According to CTV News London, after studying the impacts of the first thousand days after conception, Stephanie Giza and a team of scientists at Lawson have discovered that pregnancy stressors can have life-long impacts by using this form of imaging.
Scientist Dr. Charles MacKenzie said what they looked for was things like environmental influences on the mother, what she eats, and see how that effects the growth of the fetus. In addition, the team studied the placenta in the womb, which can also impact health. Dr. MacKenzie added that since the placenta is the organ that lets nutrients come to the fetus, that gets rid of the waste out of the fetus, it definitely is a vital organ in life.

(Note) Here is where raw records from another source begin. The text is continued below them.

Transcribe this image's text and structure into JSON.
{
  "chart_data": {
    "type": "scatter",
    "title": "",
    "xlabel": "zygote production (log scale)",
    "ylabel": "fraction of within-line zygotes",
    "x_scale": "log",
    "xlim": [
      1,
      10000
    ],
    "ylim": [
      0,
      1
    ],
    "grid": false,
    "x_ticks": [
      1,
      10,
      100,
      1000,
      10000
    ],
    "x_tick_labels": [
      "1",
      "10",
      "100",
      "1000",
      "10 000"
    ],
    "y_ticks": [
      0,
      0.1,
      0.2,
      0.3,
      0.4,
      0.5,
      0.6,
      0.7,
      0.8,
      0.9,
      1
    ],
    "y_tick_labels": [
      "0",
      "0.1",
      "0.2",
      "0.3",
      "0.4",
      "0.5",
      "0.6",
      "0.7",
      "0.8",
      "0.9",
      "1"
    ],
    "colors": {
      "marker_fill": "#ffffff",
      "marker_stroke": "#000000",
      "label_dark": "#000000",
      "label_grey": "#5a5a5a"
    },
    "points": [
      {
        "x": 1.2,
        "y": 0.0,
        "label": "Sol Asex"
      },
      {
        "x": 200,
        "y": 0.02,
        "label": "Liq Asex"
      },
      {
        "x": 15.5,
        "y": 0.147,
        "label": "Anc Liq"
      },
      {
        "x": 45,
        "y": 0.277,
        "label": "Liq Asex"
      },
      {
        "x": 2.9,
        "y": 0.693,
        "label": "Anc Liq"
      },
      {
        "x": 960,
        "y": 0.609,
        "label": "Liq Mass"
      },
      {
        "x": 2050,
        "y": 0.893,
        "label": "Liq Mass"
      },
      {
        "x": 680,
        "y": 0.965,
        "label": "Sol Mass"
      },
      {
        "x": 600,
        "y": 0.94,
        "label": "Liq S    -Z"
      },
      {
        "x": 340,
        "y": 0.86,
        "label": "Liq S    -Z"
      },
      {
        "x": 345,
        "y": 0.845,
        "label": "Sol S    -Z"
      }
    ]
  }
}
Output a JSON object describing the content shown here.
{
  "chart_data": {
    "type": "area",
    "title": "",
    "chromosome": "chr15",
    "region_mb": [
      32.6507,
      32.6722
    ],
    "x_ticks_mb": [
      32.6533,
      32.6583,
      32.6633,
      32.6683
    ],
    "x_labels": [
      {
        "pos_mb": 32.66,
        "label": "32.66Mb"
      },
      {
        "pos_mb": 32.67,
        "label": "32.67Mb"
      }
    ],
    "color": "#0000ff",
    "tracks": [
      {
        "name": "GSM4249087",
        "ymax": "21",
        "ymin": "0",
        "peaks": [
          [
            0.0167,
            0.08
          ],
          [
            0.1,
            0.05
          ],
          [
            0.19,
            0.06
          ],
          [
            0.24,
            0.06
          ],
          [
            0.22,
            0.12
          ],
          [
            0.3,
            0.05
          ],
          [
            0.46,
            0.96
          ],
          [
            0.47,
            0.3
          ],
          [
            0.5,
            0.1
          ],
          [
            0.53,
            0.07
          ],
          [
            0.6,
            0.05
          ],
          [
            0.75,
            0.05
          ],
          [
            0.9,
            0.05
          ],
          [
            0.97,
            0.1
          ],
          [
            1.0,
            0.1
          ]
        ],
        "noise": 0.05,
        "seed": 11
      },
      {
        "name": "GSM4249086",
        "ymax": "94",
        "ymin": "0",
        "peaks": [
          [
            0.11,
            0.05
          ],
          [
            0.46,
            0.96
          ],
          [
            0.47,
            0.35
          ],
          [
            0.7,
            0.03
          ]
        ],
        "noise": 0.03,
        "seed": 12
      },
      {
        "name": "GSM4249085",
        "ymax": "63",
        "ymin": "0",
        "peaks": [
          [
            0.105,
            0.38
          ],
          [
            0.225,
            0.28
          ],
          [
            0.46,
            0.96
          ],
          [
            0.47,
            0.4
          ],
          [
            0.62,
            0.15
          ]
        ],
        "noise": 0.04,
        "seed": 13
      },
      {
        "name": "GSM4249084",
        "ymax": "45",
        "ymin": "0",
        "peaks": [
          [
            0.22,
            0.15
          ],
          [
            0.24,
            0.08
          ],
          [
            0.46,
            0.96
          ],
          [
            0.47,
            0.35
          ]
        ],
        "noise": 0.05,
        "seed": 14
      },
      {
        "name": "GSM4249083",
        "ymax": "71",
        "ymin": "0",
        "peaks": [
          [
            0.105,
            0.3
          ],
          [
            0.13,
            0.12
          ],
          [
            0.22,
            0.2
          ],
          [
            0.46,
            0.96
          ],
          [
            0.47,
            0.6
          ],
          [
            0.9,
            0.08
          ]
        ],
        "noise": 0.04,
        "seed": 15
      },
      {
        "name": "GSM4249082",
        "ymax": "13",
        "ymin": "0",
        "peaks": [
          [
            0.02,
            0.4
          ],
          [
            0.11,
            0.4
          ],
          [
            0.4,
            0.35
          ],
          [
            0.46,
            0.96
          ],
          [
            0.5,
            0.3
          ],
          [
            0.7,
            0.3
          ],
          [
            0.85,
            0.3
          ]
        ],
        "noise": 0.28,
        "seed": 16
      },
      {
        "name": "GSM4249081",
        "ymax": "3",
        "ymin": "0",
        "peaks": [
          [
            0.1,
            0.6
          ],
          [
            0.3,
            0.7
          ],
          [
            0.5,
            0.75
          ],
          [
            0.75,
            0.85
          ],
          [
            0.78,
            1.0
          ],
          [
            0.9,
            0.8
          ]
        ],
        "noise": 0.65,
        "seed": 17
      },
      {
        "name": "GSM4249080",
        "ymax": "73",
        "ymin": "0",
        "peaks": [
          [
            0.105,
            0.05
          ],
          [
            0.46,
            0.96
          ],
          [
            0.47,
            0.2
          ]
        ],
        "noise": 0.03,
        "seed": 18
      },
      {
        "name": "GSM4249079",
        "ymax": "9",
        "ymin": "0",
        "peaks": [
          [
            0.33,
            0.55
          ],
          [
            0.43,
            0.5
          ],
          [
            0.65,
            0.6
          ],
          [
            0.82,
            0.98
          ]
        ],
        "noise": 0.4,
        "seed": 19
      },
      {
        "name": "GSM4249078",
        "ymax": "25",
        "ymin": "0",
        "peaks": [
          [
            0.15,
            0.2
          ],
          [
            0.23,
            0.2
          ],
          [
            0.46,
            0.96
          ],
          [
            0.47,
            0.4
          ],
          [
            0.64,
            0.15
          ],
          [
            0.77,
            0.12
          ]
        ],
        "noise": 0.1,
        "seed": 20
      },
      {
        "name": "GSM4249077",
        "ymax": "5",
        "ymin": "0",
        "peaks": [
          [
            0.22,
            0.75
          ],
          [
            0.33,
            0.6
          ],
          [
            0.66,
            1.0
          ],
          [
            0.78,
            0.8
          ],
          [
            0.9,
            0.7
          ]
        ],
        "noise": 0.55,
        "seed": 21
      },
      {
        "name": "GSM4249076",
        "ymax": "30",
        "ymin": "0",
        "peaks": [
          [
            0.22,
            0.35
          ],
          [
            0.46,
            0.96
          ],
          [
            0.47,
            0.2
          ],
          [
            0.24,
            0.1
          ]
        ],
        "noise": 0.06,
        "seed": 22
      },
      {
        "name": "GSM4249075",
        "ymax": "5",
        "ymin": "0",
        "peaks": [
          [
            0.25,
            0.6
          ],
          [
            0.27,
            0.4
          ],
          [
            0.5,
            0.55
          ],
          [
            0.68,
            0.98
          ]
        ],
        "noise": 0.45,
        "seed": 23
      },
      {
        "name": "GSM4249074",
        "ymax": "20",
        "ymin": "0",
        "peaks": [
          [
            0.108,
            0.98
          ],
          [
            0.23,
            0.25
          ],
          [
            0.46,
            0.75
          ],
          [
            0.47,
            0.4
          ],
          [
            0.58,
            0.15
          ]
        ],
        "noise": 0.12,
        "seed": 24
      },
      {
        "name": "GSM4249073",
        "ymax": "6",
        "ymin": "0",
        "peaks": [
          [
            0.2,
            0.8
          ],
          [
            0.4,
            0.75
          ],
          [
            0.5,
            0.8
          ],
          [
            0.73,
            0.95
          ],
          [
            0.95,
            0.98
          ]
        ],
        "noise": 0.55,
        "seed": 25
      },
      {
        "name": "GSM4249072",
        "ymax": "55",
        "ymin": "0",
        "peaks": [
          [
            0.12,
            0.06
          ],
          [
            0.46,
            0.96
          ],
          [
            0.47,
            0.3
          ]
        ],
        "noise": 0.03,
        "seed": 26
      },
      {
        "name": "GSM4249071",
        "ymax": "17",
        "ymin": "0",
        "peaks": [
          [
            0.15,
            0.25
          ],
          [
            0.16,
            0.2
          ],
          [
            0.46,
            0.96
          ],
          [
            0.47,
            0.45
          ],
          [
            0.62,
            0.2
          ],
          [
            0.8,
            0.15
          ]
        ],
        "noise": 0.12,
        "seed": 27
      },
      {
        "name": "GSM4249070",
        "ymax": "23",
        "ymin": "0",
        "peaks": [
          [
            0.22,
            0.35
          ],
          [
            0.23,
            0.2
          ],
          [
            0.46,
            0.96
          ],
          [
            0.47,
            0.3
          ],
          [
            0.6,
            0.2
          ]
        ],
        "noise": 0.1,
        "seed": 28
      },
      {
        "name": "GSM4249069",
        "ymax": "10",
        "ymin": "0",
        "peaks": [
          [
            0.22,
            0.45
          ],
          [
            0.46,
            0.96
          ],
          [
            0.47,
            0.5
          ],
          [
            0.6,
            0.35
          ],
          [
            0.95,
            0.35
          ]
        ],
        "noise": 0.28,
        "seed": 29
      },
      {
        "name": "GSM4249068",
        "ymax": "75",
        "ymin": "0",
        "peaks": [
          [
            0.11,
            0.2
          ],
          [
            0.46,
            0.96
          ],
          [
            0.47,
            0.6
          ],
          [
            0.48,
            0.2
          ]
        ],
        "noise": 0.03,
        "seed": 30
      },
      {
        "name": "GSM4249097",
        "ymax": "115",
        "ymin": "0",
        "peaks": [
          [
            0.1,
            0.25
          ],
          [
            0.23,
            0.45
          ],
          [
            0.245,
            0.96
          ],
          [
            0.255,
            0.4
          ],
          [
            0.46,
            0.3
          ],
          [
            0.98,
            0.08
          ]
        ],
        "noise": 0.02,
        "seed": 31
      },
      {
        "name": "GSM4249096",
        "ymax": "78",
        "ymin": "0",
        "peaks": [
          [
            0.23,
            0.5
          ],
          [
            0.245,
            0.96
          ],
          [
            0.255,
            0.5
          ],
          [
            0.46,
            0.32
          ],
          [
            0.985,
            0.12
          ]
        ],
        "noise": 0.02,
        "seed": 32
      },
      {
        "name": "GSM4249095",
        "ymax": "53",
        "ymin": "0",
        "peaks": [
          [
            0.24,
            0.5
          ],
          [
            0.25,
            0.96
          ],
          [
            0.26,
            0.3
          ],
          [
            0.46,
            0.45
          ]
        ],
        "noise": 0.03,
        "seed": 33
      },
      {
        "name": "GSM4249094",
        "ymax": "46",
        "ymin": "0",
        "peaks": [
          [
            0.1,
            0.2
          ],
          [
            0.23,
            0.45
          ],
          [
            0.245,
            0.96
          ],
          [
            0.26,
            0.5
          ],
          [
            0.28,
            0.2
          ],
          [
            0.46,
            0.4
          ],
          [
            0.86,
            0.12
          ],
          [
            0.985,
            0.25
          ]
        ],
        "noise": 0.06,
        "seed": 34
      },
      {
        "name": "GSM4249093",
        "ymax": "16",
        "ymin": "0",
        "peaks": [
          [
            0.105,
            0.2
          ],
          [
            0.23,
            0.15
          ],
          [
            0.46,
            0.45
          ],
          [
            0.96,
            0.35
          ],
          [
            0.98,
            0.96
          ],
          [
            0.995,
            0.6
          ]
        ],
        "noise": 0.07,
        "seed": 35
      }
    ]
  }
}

The placenta can also be affected by conditions like preeclampsia which can cause chronic inflammation for the mother and is a condition that occurs only during pregnancy.
Giza is hoping that by using this type of imaging, preventative steps can be taken by doctors that would make a positive impact.
“We’re hoping we can help inform families on the healthiest pregnancy they can have to provide their child with the best start in life as well as inform doctors more about the interventions they are using and perhaps improvements on those interventions."
The next steps in this study will be to further investigate important specific health conditions in the mother like diabetes, for example, to work on preventative health measures for both mother and baby. Gestational diabetes is a type of diabetes that occurs during the second or third trimester of pregnancy. Between 3 – 20% of pregnant women develop gestational diabetes, depending on their risk factors.